Cost of methods in total number of degrees of freedom (vertical axis) versus maximum level L (horizontal axis), when using the number of quadrature points (27) (left) and (28) (right) with \(N_1 = 10\).

figure a
shows the cost of the quadrature,
figure b
the cost of the FEM-BEM discretisation,
figure c
the resulting cost of the single-level and
figure d
of the multilevel methods

Fig. 4
figure 4

Absolute error of the output functional (vertical axis) versus cost in degrees of freedom (horizontal axis), when using the number of quadrature points (27) (left) and (28) (right).

figure e
shows the situation with \(N_1 = 10\),
figure f
with \(N_1 = 20\) and
figure g
with \(N_1 = 40\).
figure h
and
figure i
show the asymptotic rates \(L 2^{-L}\) and \(L 4^{-L}\)
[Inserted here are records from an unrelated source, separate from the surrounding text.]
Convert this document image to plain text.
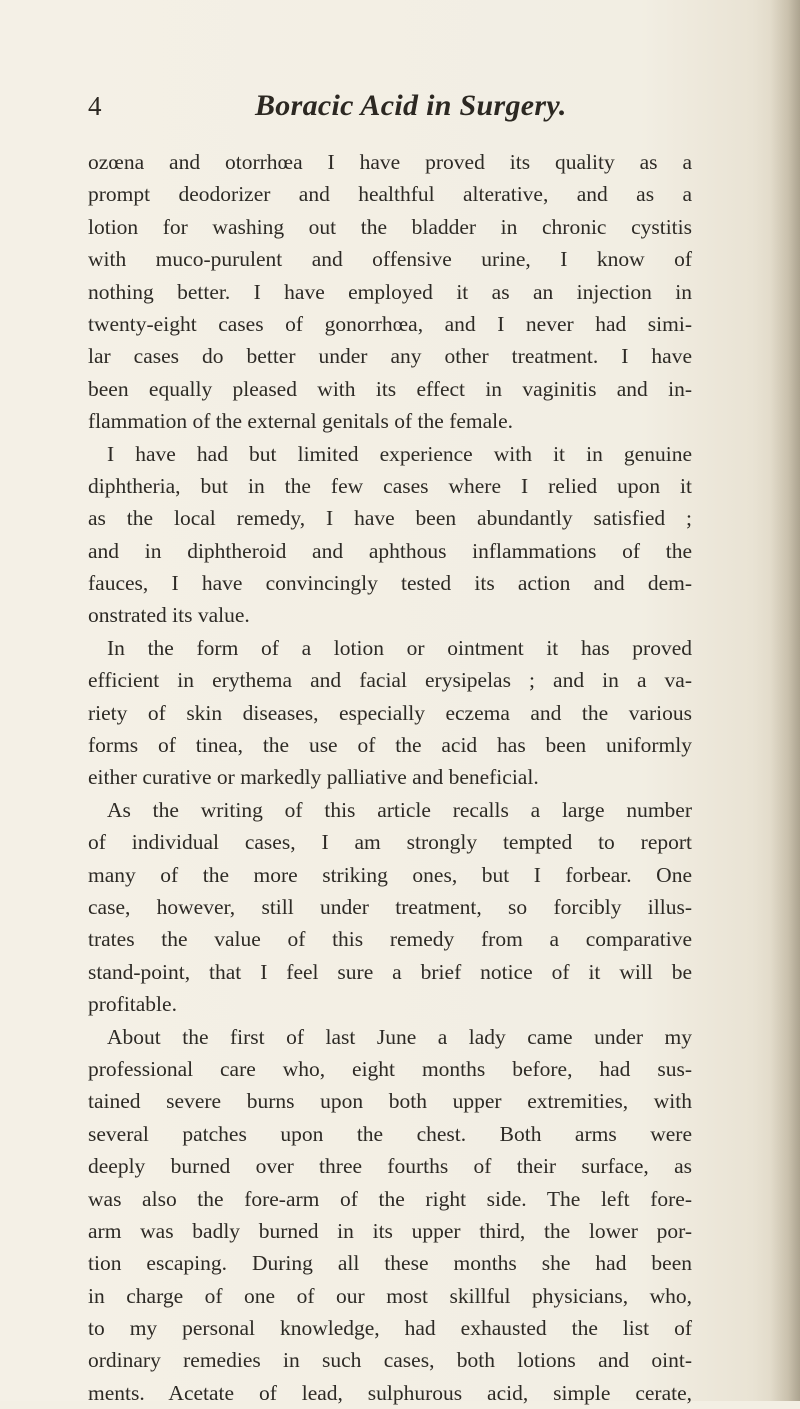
4	Boracic Acid in Surgery.
ozœna and otorrhœa I have proved its quality as a
prompt deodorizer and healthful alterative, and as a
lotion for washing out the bladder in chronic cystitis
with muco-purulent and offensive urine, I know of
nothing better. I have employed it as an injection in
twenty-eight cases of gonorrhœa, and I never had simi-
lar cases do better under any other treatment. I have
been equally pleased with its effect in vaginitis and in-
flammation of the external genitals of the female.
I have had but limited experience with it in genuine
diphtheria, but in the few cases where I relied upon it
as the local remedy, I have been abundantly satisfied ;
and in diphtheroid and aphthous inflammations of the
fauces, I have convincingly tested its action and dem-
onstrated its value.
In the form of a lotion or ointment it has proved
efficient in erythema and facial erysipelas ; and in a va-
riety of skin diseases, especially eczema and the various
forms of tinea, the use of the acid has been uniformly
either curative or markedly palliative and beneficial.
As the writing of this article recalls a large number
of individual cases, I am strongly tempted to report
many of the more striking ones, but I forbear. One
case, however, still under treatment, so forcibly illus-
trates the value of this remedy from a comparative
stand-point, that I feel sure a brief notice of it will be
profitable.
About the first of last June a lady came under my
professional care who, eight months before, had sus-
tained severe burns upon both upper extremities, with
several patches upon the chest. Both arms were
deeply burned over three fourths of their surface, as
was also the fore-arm of the right side. The left fore-
arm was badly burned in its upper third, the lower por-
tion escaping. During all these months she had been
in charge of one of our most skillful physicians, who,
to my personal knowledge, had exhausted the list of
ordinary remedies in such cases, both lotions and oint-
ments. Acetate of lead, sulphurous acid, simple cerate,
The computational costs of these choices are shown in Fig. 3, where the cost is quantified in terms of the total number of degrees of freedom. The FEM-BEM spatial discretisation shows a cost of \(\varTheta (4^L)\), while the quadrature discretisation obviously shows costs of \(\varTheta (2^L)\) and \(\varTheta (4^L)\), respectively. In both settings the multilevel combination, given by (21), seems to show up as having a cost of \(\varTheta (4^L)\); however when using the number of quadrature points (28) there is an additional logarithmic factor in the cost, i.e. the cost is \(\varTheta (L 4^L)\). For comparison purposes the cost of the single-level approach, as given by (22), is also shown, demonstrating the expected costs of \(\varTheta (6^L)\) and \(\varTheta (8^L)\), respectively.

As it is seen in Fig. 4, we observe the essentially quadratic convergence rate, when using the number of quadrature points (27). This is in accordance with (25). The situation, when using the number of quadrature points (27), is less clear. The convergence rate is first seemingly quadratic and only then flattens out to be essentially linear, which is what is in accordance with (23). This faster convergence in the preasymptotic regime may be caused by having a spatial discretisation error, which is significantly larger on the coarse triangulations than the error of the coarse quadratures of the quadrature discretisation.

7 Conclusion

We provided regularity estimates of the solution to elliptic problems on random domains which allow for the application of many multilevel quadrature methods. In order to avoid the need to compute either a random domain mapping or to generate meshes for every domain sample, we couple finite elements with boundary elements. It has been shown by numerical experiments that this approach is indeed able to exploit the additional regularity we have in the underlying problem without causing numerical problems on too coarse grids.